In this environment, financial discipline and transparency in cloud spending will become critical. The Budget reinforces the need for enterprises to balance innovation with efficiency, ensuring that cloud investments deliver measurable value while supporting sustainable growth.”
Regulatory clarity is not glamorous. But it is what turns intent into execution.
AI workloads, cloud infrastructure and enterprise adoption trends
AI changes the Cloud conversation entirely.
AI workloads are heavier, more data-hungry and far less tolerant of latency. Keeping compute close to users is no longer optional. It is an architectural necessity.
With global Cloud providers incentivised to operate from Indian datacentres, enterprises gain:
Faster AI model training
Better data residency compliance
Lower operational friction
This is where Cloud stops being an IT choice and becomes economic infrastructure.
Who benefits from the cloud tax holiday, and who must adapt
The immediate beneficiaries are foreign Cloud providers willing to invest long-term. But the secondary impact is wider.
Indian enterprises gain more negotiating leverage
Global Capability Centres expand faster
Cloud-native startups get local hyperscale access
Skilled employment grows around datacentres and AI operations
At the same time, enterprises will face sharper scrutiny on Cloud spending. Governance, optimisation and value tracking will move from best practice to baseline expectation.

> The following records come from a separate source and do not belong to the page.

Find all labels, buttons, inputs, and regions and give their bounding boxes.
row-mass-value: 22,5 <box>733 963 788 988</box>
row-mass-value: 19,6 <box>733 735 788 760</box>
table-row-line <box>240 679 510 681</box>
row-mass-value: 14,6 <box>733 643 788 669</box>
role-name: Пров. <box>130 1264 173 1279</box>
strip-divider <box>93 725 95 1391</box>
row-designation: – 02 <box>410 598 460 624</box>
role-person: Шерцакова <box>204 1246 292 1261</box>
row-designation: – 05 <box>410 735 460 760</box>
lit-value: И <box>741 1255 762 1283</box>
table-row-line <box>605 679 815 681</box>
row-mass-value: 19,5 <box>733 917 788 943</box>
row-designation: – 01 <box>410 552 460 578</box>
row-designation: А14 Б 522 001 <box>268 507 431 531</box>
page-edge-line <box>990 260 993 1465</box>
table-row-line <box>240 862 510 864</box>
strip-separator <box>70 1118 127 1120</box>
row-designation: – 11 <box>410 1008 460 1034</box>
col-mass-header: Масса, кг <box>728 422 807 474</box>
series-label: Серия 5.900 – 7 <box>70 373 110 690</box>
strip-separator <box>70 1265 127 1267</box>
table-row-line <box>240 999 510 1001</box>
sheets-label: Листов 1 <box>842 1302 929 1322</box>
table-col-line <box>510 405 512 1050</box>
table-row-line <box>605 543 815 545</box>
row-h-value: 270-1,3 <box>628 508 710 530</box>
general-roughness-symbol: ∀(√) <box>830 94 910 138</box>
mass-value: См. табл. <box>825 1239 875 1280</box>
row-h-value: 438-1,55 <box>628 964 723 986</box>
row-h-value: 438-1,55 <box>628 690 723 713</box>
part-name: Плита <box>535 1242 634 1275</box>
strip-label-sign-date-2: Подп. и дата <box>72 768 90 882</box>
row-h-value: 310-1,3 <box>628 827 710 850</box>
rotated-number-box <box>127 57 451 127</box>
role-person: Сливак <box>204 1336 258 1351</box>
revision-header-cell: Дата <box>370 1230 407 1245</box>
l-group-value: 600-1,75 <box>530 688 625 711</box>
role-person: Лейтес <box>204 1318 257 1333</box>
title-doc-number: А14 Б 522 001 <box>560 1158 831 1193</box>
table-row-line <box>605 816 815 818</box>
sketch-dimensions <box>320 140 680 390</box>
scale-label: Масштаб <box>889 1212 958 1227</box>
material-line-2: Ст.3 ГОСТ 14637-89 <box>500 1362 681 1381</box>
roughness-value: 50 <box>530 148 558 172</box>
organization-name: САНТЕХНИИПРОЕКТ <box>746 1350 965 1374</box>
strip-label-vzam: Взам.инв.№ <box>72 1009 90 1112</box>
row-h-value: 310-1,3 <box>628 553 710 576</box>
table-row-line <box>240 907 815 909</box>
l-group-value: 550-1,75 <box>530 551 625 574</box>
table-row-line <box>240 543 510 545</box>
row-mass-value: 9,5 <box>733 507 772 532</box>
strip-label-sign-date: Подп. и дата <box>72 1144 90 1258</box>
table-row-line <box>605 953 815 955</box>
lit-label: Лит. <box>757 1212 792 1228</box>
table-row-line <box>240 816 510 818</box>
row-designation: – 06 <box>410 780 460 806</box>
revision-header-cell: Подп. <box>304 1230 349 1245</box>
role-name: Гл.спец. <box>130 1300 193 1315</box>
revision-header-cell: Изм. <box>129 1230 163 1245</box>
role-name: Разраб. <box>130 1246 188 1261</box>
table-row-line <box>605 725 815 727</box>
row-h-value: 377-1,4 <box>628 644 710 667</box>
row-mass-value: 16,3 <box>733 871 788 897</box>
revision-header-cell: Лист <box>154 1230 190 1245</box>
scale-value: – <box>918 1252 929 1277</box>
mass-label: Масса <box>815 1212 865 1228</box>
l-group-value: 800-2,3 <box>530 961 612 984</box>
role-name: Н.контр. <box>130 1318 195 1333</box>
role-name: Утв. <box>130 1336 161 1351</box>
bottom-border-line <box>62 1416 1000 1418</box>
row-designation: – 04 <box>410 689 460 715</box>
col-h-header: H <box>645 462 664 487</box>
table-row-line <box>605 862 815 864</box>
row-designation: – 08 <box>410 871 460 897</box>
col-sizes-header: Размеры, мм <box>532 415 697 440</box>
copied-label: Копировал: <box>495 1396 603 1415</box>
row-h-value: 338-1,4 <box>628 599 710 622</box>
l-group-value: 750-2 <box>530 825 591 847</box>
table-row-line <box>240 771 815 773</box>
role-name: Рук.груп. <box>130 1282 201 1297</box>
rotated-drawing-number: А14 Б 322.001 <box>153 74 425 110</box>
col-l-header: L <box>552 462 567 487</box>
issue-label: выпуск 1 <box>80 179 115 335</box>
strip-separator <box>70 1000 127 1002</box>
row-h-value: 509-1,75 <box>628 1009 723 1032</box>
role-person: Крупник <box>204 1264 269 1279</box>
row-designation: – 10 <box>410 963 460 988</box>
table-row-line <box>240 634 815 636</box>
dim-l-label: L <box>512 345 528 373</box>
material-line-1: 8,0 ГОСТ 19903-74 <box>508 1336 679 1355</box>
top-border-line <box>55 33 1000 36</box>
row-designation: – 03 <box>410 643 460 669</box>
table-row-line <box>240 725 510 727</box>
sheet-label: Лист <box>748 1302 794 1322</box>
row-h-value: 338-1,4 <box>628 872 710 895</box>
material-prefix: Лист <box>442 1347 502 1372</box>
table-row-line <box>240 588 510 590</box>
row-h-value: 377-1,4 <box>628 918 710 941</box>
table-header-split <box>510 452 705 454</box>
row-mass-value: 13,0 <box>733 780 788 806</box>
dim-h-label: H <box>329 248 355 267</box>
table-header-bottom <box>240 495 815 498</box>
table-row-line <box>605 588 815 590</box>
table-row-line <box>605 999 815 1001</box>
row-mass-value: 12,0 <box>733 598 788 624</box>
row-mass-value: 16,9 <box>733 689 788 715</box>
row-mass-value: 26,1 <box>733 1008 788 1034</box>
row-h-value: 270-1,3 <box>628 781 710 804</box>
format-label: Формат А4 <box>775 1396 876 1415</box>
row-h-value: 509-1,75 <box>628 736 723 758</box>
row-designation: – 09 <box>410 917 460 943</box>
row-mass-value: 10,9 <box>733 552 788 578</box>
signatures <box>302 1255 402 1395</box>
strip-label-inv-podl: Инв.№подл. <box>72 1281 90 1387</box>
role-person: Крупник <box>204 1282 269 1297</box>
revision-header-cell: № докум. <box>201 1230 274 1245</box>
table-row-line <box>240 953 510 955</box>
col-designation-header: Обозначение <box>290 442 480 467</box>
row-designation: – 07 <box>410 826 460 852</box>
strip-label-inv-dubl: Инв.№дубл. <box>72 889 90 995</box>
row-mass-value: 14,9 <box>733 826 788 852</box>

Why Union Budget 2026 positions India as a global Cloud hub
This Budget does not aim for headlines. It aims for infrastructure.
By aligning tax policy, IT services regulation and Cloud strategy, India signals a shift from being a Cloud consumption market to a Cloud execution hub.
That transition will not be visible overnight. But over the next decade, it will quietly shape where data lives, where AI runs and where digital value is created.